Barry Thornton

Personal information
- Full name: Barry Thomas Thornton
- Born: 3 June 1941 (age 85) South Perth, Western Australia
- Batting: Right-handed
- Bowling: Right-arm fast-medium
- Role: Bowling all-rounder

Domestic team information
- 1971/72: Western Australia

Career statistics
| Competition | First-class | LA |
| Matches | 1 | 1 |
| Runs scored | 24 | – |
| Batting average | – | – |
| 100s/50s | 0/0 | – |
| Top score | 16* | – |
| Balls bowled | 128 | 64 |
| Wickets | 1 | 0 |
| Bowling average | 87.00 | – |
| 5 wickets in innings | 0 | – |
| 10 wickets in match | 0 | – |
| Best bowling | 1/47 | – |
| Catches/stumpings | 0/– | 0/– |
- Source: CricketArchive, 15 December 2012

= Barry Thornton (cricketer) =

Australian cricketer (born 1941)

Barry Thomas Thornton (born 3 June 1941) is a former Australian cricketer who played twice for Western Australia during the 1971–72 season.

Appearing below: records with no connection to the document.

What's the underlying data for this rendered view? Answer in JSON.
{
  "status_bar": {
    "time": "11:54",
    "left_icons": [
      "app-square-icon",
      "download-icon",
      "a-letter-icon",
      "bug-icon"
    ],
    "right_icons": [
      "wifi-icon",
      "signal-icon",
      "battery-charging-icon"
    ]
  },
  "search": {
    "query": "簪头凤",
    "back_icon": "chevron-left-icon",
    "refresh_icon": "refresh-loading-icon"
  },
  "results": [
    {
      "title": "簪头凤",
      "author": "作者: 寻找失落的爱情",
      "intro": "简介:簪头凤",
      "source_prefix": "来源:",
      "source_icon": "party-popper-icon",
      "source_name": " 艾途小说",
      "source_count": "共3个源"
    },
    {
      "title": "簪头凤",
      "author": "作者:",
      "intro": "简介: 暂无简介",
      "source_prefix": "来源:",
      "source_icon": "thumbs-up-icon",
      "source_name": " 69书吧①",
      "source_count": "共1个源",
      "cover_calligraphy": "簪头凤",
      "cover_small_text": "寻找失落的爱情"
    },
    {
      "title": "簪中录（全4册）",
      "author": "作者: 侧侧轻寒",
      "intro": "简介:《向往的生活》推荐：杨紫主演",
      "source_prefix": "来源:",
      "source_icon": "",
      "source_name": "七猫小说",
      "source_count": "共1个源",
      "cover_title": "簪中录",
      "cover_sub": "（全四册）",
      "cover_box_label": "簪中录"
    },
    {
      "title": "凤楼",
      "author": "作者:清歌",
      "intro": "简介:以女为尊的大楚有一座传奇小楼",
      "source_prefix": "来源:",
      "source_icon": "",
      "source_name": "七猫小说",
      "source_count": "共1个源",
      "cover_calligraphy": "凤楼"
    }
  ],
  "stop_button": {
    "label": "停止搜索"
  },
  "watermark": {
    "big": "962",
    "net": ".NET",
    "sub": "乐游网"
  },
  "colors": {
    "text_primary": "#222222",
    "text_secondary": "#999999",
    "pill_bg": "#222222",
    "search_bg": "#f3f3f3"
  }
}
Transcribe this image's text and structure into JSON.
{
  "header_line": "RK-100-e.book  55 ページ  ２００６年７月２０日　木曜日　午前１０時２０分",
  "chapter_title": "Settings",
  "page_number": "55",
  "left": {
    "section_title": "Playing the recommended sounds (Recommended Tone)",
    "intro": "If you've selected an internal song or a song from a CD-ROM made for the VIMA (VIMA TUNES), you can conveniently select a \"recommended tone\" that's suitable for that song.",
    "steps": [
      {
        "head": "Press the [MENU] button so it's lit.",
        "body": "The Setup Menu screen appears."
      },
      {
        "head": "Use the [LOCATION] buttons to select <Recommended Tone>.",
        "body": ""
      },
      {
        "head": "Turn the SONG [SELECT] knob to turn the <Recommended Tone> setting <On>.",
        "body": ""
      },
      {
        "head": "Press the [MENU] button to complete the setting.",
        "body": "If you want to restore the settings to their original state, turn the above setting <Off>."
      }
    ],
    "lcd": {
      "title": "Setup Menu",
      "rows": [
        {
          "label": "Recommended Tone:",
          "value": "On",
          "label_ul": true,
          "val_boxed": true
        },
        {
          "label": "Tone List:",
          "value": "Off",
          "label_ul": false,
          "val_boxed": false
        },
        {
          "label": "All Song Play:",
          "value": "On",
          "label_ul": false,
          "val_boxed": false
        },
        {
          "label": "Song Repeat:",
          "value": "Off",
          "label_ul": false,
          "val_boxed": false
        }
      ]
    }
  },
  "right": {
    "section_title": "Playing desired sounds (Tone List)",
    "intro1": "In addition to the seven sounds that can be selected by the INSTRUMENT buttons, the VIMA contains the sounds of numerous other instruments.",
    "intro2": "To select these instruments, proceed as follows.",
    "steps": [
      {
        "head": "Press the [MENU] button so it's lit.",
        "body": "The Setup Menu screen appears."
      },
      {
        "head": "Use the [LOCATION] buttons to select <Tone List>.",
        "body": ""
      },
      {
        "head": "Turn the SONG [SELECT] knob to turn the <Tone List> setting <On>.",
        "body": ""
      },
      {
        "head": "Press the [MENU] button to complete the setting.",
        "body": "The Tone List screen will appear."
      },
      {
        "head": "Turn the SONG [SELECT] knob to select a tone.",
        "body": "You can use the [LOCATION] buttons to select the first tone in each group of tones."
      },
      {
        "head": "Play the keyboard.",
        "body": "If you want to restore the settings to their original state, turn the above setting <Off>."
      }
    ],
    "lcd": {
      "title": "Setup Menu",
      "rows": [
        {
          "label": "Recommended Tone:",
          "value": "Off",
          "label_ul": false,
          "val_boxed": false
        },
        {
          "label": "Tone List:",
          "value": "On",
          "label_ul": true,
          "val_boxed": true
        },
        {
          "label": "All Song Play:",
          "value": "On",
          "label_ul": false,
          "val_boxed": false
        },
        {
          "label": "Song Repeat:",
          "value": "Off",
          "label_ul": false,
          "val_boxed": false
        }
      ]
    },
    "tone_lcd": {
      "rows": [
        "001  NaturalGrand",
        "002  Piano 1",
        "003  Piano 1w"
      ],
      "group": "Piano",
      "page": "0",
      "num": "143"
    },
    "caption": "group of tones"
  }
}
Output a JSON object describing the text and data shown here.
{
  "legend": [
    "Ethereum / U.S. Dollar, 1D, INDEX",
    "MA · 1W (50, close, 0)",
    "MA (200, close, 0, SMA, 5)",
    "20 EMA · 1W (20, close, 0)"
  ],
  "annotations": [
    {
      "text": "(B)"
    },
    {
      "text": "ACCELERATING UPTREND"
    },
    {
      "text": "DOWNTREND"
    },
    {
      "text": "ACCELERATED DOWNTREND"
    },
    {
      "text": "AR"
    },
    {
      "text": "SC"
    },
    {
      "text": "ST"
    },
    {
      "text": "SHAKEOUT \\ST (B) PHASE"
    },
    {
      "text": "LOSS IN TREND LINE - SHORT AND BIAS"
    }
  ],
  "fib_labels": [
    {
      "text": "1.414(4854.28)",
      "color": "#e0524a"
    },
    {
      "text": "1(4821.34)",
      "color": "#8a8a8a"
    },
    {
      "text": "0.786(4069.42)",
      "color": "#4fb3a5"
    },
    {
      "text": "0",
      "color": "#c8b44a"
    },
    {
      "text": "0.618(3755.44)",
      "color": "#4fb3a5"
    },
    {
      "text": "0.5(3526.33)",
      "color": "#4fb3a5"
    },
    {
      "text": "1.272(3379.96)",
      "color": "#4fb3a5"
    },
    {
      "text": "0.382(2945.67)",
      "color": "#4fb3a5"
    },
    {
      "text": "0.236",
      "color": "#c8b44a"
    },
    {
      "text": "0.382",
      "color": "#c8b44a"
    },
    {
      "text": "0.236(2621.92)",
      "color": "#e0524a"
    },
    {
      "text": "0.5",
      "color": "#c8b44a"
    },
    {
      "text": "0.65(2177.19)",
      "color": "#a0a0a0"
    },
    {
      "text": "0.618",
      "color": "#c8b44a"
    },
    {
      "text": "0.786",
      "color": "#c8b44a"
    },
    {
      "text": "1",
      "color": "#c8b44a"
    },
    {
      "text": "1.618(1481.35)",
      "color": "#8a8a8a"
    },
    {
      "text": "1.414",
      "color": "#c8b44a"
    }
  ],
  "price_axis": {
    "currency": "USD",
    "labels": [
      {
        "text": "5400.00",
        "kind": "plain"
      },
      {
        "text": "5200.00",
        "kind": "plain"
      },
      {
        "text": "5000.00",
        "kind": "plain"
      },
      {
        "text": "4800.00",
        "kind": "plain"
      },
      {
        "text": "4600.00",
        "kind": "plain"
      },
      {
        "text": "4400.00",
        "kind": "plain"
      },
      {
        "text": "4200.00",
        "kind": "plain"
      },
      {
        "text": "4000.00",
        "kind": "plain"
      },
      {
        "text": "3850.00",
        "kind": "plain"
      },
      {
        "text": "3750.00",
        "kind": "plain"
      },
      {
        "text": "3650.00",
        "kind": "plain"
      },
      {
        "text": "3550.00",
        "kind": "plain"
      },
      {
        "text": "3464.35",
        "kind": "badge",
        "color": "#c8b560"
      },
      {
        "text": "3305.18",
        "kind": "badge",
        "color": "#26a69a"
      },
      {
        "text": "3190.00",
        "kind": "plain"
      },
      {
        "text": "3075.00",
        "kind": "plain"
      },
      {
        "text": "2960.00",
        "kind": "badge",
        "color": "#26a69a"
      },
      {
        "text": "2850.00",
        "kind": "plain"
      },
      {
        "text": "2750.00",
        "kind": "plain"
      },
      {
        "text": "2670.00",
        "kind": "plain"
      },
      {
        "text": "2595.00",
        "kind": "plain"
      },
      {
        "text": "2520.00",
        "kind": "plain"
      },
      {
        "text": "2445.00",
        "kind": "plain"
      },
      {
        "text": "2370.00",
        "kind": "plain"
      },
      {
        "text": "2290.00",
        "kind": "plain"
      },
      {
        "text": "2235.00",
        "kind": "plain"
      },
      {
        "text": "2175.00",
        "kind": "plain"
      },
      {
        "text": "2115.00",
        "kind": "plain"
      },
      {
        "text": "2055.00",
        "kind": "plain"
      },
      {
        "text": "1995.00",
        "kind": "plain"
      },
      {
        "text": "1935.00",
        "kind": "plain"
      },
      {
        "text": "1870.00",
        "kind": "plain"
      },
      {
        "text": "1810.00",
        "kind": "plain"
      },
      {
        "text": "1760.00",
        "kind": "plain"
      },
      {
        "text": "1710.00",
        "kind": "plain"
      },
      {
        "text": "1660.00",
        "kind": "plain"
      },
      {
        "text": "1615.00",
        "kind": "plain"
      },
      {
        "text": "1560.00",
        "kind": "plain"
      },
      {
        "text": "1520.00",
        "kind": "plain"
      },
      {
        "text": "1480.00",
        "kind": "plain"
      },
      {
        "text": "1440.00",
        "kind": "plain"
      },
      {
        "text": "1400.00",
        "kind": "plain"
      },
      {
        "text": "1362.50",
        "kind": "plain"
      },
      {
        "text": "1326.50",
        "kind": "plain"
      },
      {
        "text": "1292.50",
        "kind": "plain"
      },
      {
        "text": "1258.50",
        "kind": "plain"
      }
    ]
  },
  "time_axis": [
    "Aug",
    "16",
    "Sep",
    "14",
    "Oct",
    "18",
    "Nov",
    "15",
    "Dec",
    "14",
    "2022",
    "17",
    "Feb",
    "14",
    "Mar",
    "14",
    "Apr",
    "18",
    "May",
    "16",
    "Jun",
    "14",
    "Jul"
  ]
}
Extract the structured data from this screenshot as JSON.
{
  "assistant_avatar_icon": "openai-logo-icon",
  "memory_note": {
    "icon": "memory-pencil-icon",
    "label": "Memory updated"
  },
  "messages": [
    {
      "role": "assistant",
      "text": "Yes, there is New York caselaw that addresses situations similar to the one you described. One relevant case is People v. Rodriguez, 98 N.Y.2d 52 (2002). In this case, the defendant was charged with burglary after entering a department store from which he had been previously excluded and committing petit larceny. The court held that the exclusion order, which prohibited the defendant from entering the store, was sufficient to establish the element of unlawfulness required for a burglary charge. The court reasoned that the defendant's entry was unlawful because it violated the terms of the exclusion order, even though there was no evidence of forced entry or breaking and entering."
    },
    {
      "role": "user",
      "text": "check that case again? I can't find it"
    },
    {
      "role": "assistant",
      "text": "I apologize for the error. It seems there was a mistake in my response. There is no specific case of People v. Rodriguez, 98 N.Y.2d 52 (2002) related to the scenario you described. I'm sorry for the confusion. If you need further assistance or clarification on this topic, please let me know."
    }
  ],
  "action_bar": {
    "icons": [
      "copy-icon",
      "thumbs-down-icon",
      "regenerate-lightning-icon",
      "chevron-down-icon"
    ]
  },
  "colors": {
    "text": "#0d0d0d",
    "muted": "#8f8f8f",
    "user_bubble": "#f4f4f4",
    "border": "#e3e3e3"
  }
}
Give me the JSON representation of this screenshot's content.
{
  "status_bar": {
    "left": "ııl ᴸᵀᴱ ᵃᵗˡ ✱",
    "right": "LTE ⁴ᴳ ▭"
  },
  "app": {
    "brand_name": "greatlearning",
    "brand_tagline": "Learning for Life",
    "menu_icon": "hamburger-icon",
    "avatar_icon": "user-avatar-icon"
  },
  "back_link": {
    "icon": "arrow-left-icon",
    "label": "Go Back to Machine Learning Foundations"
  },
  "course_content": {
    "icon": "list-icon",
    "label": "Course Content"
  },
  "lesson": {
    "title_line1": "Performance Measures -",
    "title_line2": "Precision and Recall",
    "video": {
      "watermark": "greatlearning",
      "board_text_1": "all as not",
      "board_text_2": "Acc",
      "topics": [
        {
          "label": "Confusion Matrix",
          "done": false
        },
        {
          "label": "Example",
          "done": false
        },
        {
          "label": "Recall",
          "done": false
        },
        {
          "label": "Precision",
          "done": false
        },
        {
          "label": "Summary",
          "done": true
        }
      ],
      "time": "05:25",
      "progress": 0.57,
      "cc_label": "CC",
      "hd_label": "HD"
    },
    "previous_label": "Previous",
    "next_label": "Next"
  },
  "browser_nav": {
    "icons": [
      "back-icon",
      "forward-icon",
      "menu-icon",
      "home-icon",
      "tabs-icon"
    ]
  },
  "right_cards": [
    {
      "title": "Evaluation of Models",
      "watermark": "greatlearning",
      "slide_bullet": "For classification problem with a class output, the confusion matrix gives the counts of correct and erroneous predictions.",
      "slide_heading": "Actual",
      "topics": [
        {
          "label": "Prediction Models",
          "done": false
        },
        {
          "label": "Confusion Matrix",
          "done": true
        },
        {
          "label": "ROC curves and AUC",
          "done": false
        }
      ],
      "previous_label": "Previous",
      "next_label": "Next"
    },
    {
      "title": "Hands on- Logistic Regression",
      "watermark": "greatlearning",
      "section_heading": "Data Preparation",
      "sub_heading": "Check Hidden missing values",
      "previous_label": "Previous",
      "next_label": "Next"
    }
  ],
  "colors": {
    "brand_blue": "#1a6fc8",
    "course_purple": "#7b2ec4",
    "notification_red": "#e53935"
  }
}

From Perth, Thornton debuted at state level in a limited-overs match against New South Wales in November 1971, during the quarter-final of the Coca-Cola Knockout Cup. Part of a pace attack that included Sam Gannon, Bob Massie, and Graeme Watson, he failed to take a wicket from his eight overs, finishing with figures of 0/44. Thornton's only first-class match came the following week against the touring Rest of the World XI. Bowling first change to Gannon and Massie, he dismissed Hylton Ackerman for 50 runs in the World XI's first innings, and was also involved in the run out of Zaheer Abbas. Thornton did not take a wicket in the World XI's second innings, although he scored 24 runs in the match without being dismissed, including his highest first-class score of 16*.